Wei Ji Leong

"When asked if I wanted to do a PhD at the Antarctic Research Centre, I literally jumped at the chance!", says Wei Ji Leong.

Self described as Malaysian but brought up in Brunei, Wei Ji still finds it crazy sometimes that someone from the tropics gets to work on studying ice.

"Antarctica's probably too cold for me, so I’ll settle for the next best thing - satellites".

PhD candidate Wei Ji Leong stands by a lake in Königssee, Germany.

Wei Ji comes from a Remote Sensing/Geographic Information Systems (GIS) background, having completed his undergraduate studies from Victoria University of Wellington back in 2014.

"I fondly remember my first 'ice' related project - automatically mapping the expansion of proglacial lakes in the Southern Alps over the last decade using Landsat imagery. Back then we called it 'supervised classification', whereas now it would have the fancy label of 'machine learning'".

That project was also how he got to know his current supervisor Huw Horgan, who actually supervised his BSc(Hons) back in 2015 on mapping potential subglacial lakes around the Antarctic grounding zone using ICESAT laser altimetry data. Wei Ji then worked in the GIS industry for about two years, sharpening up his computer programming and data management skills that are now proving useful for his next big challenge - 'deep learning'.

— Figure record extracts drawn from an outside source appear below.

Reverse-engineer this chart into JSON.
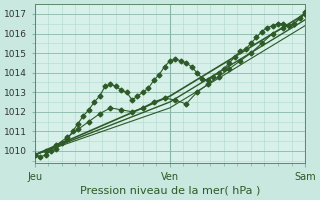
{
  "bg_color": "#c8e8e0",
  "plot_bg": "#d8f0ea",
  "grid_color": "#b0d8cc",
  "line_color": "#2d5a27",
  "title": "Pression niveau de la mer( hPa )",
  "xlabel_ticks": [
    "Jeu",
    "Ven",
    "Sam"
  ],
  "xlabel_tick_pos": [
    0.0,
    0.5,
    1.0
  ],
  "ylim": [
    1009.4,
    1017.5
  ],
  "yticks": [
    1010,
    1011,
    1012,
    1013,
    1014,
    1015,
    1016,
    1017
  ],
  "xlim": [
    0.0,
    1.0
  ],
  "vline_pos": [
    0.0,
    0.5,
    1.0
  ],
  "line1_x": [
    0.0,
    0.02,
    0.04,
    0.06,
    0.08,
    0.1,
    0.12,
    0.14,
    0.16,
    0.18,
    0.2,
    0.22,
    0.24,
    0.26,
    0.28,
    0.3,
    0.32,
    0.34,
    0.36,
    0.38,
    0.4,
    0.42,
    0.44,
    0.46,
    0.48,
    0.5,
    0.52,
    0.54,
    0.56,
    0.58,
    0.6,
    0.62,
    0.64,
    0.66,
    0.68,
    0.7,
    0.72,
    0.74,
    0.76,
    0.78,
    0.8,
    0.82,
    0.84,
    0.86,
    0.88,
    0.9,
    0.92,
    0.94,
    0.96,
    0.98,
    1.0
  ],
  "line1_y": [
    1009.8,
    1009.7,
    1009.8,
    1010.0,
    1010.1,
    1010.4,
    1010.6,
    1011.0,
    1011.4,
    1011.8,
    1012.1,
    1012.5,
    1012.8,
    1013.3,
    1013.4,
    1013.3,
    1013.1,
    1013.0,
    1012.6,
    1012.8,
    1013.0,
    1013.2,
    1013.6,
    1013.9,
    1014.3,
    1014.6,
    1014.7,
    1014.6,
    1014.5,
    1014.3,
    1014.0,
    1013.7,
    1013.6,
    1013.8,
    1014.0,
    1014.2,
    1014.5,
    1014.8,
    1015.1,
    1015.2,
    1015.5,
    1015.8,
    1016.1,
    1016.3,
    1016.4,
    1016.5,
    1016.5,
    1016.4,
    1016.5,
    1016.8,
    1017.1
  ],
  "line2_x": [
    0.0,
    0.04,
    0.08,
    0.12,
    0.16,
    0.2,
    0.24,
    0.28,
    0.32,
    0.36,
    0.4,
    0.44,
    0.48,
    0.52,
    0.56,
    0.6,
    0.64,
    0.68,
    0.72,
    0.76,
    0.8,
    0.84,
    0.88,
    0.92,
    0.96,
    1.0
  ],
  "line2_y": [
    1009.8,
    1010.0,
    1010.3,
    1010.7,
    1011.1,
    1011.5,
    1011.9,
    1012.2,
    1012.1,
    1012.0,
    1012.2,
    1012.5,
    1012.7,
    1012.6,
    1012.4,
    1013.0,
    1013.4,
    1013.8,
    1014.2,
    1014.6,
    1015.0,
    1015.5,
    1016.0,
    1016.3,
    1016.5,
    1017.0
  ],
  "line3_x": [
    0.0,
    0.5,
    1.0
  ],
  "line3_y": [
    1009.8,
    1012.8,
    1017.0
  ],
  "line4_x": [
    0.0,
    0.5,
    1.0
  ],
  "line4_y": [
    1009.8,
    1012.5,
    1016.7
  ],
  "line5_x": [
    0.0,
    0.5,
    1.0
  ],
  "line5_y": [
    1009.8,
    1012.2,
    1016.4
  ],
  "title_fontsize": 8,
  "tick_fontsize": 6.5,
  "label_fontsize": 7
}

Wei Ji explained, "So you get all these different datasets from different satellites coming in, optical images, radar, laser, gravity, and so on. Each of them tells you something specific about what's happening to the ice, but what if there's a way to combine all of that information together and can tell you a different story, what if 1+1+1 doesn't equal 3?". Well, that's where the 'deep' in 'deep learning' comes in".

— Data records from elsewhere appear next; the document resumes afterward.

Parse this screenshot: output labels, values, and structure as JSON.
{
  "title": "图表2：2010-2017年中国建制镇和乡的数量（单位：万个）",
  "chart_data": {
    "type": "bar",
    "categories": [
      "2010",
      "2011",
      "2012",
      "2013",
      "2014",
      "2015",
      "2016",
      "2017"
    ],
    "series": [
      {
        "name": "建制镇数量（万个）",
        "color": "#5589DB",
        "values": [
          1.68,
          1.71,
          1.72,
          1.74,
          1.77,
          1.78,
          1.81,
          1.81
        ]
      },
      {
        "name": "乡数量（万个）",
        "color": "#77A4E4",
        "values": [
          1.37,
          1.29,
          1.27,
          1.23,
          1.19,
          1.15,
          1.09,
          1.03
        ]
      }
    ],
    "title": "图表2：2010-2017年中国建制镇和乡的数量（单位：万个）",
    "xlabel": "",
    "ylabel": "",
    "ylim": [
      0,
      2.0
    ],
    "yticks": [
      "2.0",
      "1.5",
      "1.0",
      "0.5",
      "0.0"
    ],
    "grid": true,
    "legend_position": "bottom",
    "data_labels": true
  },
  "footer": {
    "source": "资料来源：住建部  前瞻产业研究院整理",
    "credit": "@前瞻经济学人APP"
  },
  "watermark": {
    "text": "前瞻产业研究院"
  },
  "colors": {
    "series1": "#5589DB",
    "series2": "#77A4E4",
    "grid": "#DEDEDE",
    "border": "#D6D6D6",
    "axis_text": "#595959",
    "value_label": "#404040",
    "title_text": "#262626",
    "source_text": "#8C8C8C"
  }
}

For his PhD, Wei Ji was interested in using deep learning to map deep hidden subglacial lakes around Antarctica.

"Say you have one satellite measuring the height of the ice going up or down, and another tracking how the ice is flowing faster or slower. Individually, you might just think of the ice as responding to some change in snowfall or melt, but if you put them together, you might realize that it could be something else. Water could be filling up or draining from subglacial lakes that are causing the height changes and the speedup or slowdown events! Add in more datasets into the mix, things like subglacial heat flux, ice penetrating radar observations, and we'll start to get a better sense of whether there might be water underlying that ice".

It's still a lot harder than it looks because you can't directly 'see' the subglacial lakes, but armed with a burgeoning repository of data, an aptitude for programming and access to state of the art servers at the Antarctic Research Centre, Wei Ji believed he's up for the task.

Since started his PhD, Wei Ji attended the International Summer School in Glaciology at McCarthy, Alaska, and presented some of his early work at EGU General Assembly in Vienna, Austria as well as the IGS Radioglaciology Symposium in Stanford, California.

Wei Ji said, "It's one thing to work with the data, but it's another thing entirely to listen to the many glaciologists out there collecting the data, using them in ice sheet models, knowing what works and what doesn't. The Antarctic community is a really open and international, there's all sorts of enthusiastic people from so many different backgrounds, it's amazing how everyone contributes to make it all work!"

"I guess the one thing that ties all of us together is the sea. Water beneath the ice affects the rate at which glaciers slide into the sea, and my research into mapping subglacial water is part of the big picture question on how much and how fast Antarctica can contribute to sea-level rise."

Wei Ji completed his PhD in 2021, and has a Research Fellow position at the Ohio State University in the USA starting in early 2022.